Buying used nails: What impact will COVID-19 have on our relationship with money?

by

Opinion

As we navigate the COVID-19 pandemic, people are trying to compare this situation to what’s happened in the past. From a health perspective, there are parallels to the 1918 Spanish Flu; but from an economic standpoint, many are bringing up the early eighties and even the Great Depression of the ’30s.

My grandfathers lived through the Great Depression. It was a terrible time: there was drought, economic depression, people were hungry… and it impacted the way that generation looked at money for the rest of their life. I often would joke that, for my one grandfather, it ruined his attitude around money. He was someone who would go to an auction sale to buy used nails and take them home and straighten them. It drove me crazy.

I wonder how this crisis — and we’re not even through it yet so it’s a little premature, but this is a good question —  how does this crisis impact the way that we look at money and risk going forward? You could never plan for this level of risk out there right now. Who had in their risk management plan “what if a pandemic happens this year”? If you said you were planning for this, you’re lying. In terms of spending behaviours we’re seeing right now with consumers, we’re already starting to see dips in demand of certain products in the grocery store and, people losing jobs en masses (there are over 500,000 Canadians who have applied for a deferred mortgage already, and unemployment claims have spiked sky high). All of it is going in the wrong direction for the economy.

I recently heard an economist on Bloomberg Radiosay that when we’re talking about getting back to the previous job numbers in North America, we’re talking about two years. So there’s some substance to what’s in front of us. A V-shaped recovery is less likely than what we heard from J.P. Gervais of Farm Credit Canada; we are talking about a long U, and it will take a while.

Crises impact people differently in many ways, but they are not forgotten. There was the 2003 BSE crisis, it was 1998 for hogs, the 1980s’s for interest rate spikes and farm bankruptcies. Some people learn and adapt from the experience and others are never the same again.

In a recent conversation with Jim Mintert of Purdue University:

“I was on a call not too long ago with a producer who was in his late 60s, and obviously was starting out in agriculture in the relatively early stages of his career in the early 1980s, and he pointed out that some of the things he went through then, and in particular some of the things his dad has gone through and experienced going back to the 1930s, had helped him prepare for some of the difficulties we are currently experiencing,” Mintert says. “Whereas folks that really started their career in the so-called good times here of about ten years ago, maybe are a little bit more challenged, because they didn’t go through a period of stress at some point in their career.”

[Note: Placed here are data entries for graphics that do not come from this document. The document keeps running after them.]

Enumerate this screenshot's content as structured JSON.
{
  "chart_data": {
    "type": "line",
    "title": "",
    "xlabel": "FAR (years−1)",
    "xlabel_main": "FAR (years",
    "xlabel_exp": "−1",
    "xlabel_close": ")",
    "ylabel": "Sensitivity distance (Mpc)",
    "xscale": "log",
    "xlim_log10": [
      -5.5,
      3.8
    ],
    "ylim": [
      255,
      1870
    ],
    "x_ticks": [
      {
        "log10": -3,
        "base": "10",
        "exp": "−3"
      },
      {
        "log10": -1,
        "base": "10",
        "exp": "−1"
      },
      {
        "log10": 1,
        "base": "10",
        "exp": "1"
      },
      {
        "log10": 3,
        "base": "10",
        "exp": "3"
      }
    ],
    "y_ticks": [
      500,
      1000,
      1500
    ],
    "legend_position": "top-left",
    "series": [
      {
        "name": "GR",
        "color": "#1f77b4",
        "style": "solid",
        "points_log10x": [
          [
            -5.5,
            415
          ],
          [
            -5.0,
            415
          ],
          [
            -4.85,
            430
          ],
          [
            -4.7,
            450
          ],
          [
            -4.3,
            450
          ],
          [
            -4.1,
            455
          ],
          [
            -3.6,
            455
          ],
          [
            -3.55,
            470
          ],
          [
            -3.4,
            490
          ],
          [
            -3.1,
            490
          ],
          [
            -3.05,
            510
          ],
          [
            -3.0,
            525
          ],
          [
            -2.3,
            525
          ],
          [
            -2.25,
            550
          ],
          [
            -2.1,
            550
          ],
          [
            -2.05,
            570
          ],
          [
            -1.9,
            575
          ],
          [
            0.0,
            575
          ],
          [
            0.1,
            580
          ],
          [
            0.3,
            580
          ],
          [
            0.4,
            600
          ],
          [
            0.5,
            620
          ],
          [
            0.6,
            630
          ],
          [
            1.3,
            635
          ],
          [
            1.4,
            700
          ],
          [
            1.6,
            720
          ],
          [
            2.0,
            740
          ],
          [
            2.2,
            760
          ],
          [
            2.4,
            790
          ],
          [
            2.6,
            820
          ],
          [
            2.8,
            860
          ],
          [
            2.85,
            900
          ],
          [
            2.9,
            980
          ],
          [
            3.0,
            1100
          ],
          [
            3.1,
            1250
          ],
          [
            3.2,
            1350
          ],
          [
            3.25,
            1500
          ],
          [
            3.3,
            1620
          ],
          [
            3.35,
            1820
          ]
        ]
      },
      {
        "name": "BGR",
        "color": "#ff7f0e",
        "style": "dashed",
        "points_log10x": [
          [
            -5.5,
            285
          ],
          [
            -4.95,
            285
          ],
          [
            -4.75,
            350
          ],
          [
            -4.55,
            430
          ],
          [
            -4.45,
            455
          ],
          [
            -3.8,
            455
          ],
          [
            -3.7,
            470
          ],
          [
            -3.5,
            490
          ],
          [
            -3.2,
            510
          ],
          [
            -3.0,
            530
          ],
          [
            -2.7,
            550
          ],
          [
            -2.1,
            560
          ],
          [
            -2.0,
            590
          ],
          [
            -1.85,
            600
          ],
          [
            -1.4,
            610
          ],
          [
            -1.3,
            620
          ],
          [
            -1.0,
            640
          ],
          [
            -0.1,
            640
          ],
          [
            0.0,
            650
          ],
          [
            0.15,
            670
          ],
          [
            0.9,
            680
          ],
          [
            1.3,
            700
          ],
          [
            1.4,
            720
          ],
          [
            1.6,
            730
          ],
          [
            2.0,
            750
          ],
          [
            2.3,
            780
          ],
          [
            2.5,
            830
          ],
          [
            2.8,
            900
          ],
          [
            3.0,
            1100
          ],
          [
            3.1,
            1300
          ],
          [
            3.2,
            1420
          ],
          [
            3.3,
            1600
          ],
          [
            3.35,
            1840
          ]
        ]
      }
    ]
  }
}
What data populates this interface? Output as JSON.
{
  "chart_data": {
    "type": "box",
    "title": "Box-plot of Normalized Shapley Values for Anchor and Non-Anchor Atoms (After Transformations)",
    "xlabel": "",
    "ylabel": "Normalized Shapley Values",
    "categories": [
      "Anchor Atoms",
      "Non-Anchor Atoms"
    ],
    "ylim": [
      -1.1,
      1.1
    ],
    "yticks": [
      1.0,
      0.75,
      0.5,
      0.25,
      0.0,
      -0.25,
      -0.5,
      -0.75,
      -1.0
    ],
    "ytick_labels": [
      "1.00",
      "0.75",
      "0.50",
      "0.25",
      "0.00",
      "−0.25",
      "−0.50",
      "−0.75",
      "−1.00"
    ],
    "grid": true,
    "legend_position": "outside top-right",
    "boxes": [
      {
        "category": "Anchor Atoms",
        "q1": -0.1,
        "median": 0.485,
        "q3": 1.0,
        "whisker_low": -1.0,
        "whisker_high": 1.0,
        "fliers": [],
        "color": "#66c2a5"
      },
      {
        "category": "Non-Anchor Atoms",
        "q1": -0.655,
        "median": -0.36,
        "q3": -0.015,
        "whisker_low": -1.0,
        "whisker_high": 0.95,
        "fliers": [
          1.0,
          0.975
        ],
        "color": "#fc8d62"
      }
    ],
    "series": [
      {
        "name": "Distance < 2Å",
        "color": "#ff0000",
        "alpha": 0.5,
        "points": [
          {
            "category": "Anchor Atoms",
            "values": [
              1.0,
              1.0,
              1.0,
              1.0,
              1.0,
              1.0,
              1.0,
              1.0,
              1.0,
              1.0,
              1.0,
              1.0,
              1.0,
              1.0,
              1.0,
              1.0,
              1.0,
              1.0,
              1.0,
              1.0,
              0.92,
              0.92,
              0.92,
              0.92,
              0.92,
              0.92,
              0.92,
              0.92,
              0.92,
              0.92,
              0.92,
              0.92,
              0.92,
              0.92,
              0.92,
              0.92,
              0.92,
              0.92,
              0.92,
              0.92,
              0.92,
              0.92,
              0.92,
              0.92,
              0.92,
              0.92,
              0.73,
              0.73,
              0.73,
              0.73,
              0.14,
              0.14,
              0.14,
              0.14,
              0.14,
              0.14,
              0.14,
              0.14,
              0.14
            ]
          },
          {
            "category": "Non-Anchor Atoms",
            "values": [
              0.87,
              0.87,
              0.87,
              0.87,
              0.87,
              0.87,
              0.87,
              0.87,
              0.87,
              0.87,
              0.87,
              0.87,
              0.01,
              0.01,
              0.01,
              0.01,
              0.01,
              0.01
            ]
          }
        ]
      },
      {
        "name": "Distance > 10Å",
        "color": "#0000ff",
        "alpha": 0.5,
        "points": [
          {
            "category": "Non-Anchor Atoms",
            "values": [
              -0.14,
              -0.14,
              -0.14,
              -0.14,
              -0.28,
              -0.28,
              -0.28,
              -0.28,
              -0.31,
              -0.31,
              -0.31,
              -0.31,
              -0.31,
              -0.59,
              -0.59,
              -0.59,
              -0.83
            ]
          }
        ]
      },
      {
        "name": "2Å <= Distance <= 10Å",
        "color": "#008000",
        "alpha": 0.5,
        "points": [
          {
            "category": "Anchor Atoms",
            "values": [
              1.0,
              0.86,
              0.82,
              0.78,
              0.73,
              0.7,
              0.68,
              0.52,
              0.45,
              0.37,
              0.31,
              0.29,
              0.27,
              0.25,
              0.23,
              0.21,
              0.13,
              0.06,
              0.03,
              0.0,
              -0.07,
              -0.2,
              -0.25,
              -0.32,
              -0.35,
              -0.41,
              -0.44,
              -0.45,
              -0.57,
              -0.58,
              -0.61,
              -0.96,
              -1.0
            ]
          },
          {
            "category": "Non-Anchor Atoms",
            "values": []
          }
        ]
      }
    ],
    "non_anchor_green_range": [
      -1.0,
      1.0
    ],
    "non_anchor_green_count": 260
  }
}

So does COVID-19 change the way we look at money? All of a sudden, will we start to be penny-pinchers like our grandparents were? Will we start to see people look at debt differently and have more of a focus on working capital? Pre-COVID-19 we were already seeing farmers back away from new machinery but I believe more substantial systemic change in mentality might happen.

Agriculture has always had ups like the 1910s or the 2010s but also severe downs like the 1930s or the 1980s, and those experiences influence the way that we make decisions in the future whether you realize it or not.